CALLE AZAGRA

      Desde la plaza Mayor, en dirección al este, discurre la calle Azagra, serpenteando, hasta el desaparecido Portal de Teruel. Además de su carácter sinuoso, es muy estrecha, al punto de que algunos de los tejados se sobreponen casi sobre los de las casas fronteras, impidiendo que los rayos solares lleguen hasta el pavimento empedrado, con lo cual su ambiente penumbroso le presta un carácter misterioso. Superando el trozo más estrecho, partiendo de la plaza, encontramos la calleja del Postigo, que continuada por una escalera lleva hasta el túnel de la carretera.
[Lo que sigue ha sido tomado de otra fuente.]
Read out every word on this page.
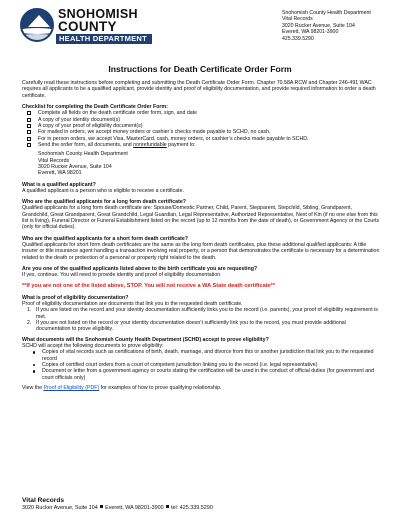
SNOHOMISH
COUNTY
HEALTH DEPARTMENT
Snohomish County Health Department
Vital Records
3020 Rucker Avenue, Suite 104
Everett, WA 98201-3900
425.339.5290
Instructions for Death Certificate Order Form

Carefully read these instructions before completing and submitting the Death Certificate Order Form. Chapter 70.58A RCW and Chapter 246-491 WAC requires all applicants to be a qualified applicant, provide identity and proof of eligibility documentation, and provide required information to order a death certificate.

Checklist for completing the Death Certificate Order Form:
Complete all fields on the death certificate order form, sign, and date
A copy of your identity document(s)
A copy of your proof of eligibility document(s)
For mailed in orders, we accept money orders or cashier’s checks made payable to SCHD, no cash.
For in person orders, we accept Visa, MasterCard, cash, money orders, or cashier’s checks made payable to SCHD.
Send the order form, all documents, and nonrefundable payment to:
Snohomish County Health Department
Vital Records
3020 Rucker Avenue, Suite 104
Everett, WA 98201

What is a qualified applicant?
A qualified applicant is a person who is eligible to receive a certificate.

Who are the qualified applicants for a long form death certificate?
Qualified applicants for a long form death certificate are: Spouse/Domestic Partner, Child, Parent, Stepparent, Stepchild, Sibling, Grandparent, Grandchild, Great Grandparent, Great Grandchild, Legal Guardian, Legal Representative, Authorized Representative, Next of Kin (if no one else from this list is living), Funeral Director or Funeral Establishment listed on the record (up to 12 months from the date of death), or Government Agency or the Courts (only for official duties).

Who are the qualified applicants for a short form death certificate?
Qualified applicants for short form death certificates are the same as the long form death certificates, plus these additional qualified applicants: A title insurer or title insurance agent handling a transaction involving real property, or a person that demonstrates the certificate is necessary for a determination related to the death or protection of a personal or property right related to the death.

Are you one of the qualified applicants listed above to the birth certificate you are requesting?
If yes, continue. You will need to provide identity and proof of eligibility documentation.

**If you are not one of the listed above, STOP. You will not receive a WA State death certificate**
What is proof of eligibility documentation?
Proof of eligibility documentation are documents that link you to the requested death certificate.
1. If you are listed on the record and your identity documentation sufficiently links you to the record (i.e. parents), your proof of eligibility requirement is met.
2. If you are not listed on the record or your identity documentation doesn’t sufficiently link you to the record, you must provide additional documentation to prove eligibility.
What documents will the Snohomish County Health Department (SCHD) accept to prove eligibility?
SCHD will accept the following documents to prove eligibility:
Copies of vital records such as certifications of birth, death, marriage, and divorce from this or another jurisdiction that link you to the requested record
Copies of certified court orders from a court of competent jurisdiction linking you to the record (i.e. legal representative)
Document or letter from a government agency or courts stating the certification will be used in the conduct of official duties (for government and court officials only)
View the Proof of Eligibility (PDF) for examples of how to prove qualifying relationship.
Vital Records
3020 Rucker Avenue, Suite 104 Everett, WA 98201-3900 tel: 425.339.5290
      En esta calle se encuentra la casa de los Navarro de Arzuriaga y la de la Brigadiera.  La primera debió ser originariamente construida en el siglo XVII. En el siguiente siglo, al convertirse los Navarro en la familia más influyente de la tierra, remodelaron el edificio decorando la fachada con elementos que recuerdan los de construcciones andaluzas de esta época, sin duda fruto de las relaciones a que la trashumancia obligaba con aquella región. En esta casa destaca su torre-lucenario y sus bellas escaleras. La casa de la Brigadiera (foto 15), hoy transformada en el hotel Albarracín, pudiera datar en su estructura actual de mediados del siglo XVI. La parte posterior asienta sus fundamentos en los escarpes rocosos que delimitan la parte oriental de la ciudad.

Calle Azagra
Foto 14. Calle Azagra
Edificio Escolapios
Foto 15. Casa de la Brigadiera,
Casa de los Dolz de Espejo y Edificio Escolapios

      Enfrente de la Casa de la Brigadiera se haya otra casa noble, de los Dolz de Espejo, datada entre los siglos XV y XVI. A continuación se haya el arranque del desaparecido hace un siglo Portal de Teruel, que fue el más importante de la ciudad. Atravesada la puerta, había un camino, la actual «cuesta de Teruel», cuyo edificio más importante es el Colegio de Escolapios, sin duda el inmueble de mayor tamaño de cuantos hay en la ciudad, hoy ubicación del hotel Arabia. Se empezó a construir en 1742, siendo de una gran severidad y sobriedad. Junto al colegio se encuentra la iglesia, buen ejemplo de la arquitectura que caracterizó las iglesias del siglo XVIII en la Sierra.



      Al volver a la Plaza Mayor podemos tomar la calle del Chorro, que arranca justo desde la esquina superior de la casa de los Navarro formando un típico rincón albarracinense. La calle sube en empinada cuesta hasta la fuente que le da su nombre y desciende suave hasta la casa del balcón esquinero de la Plaza Mayor.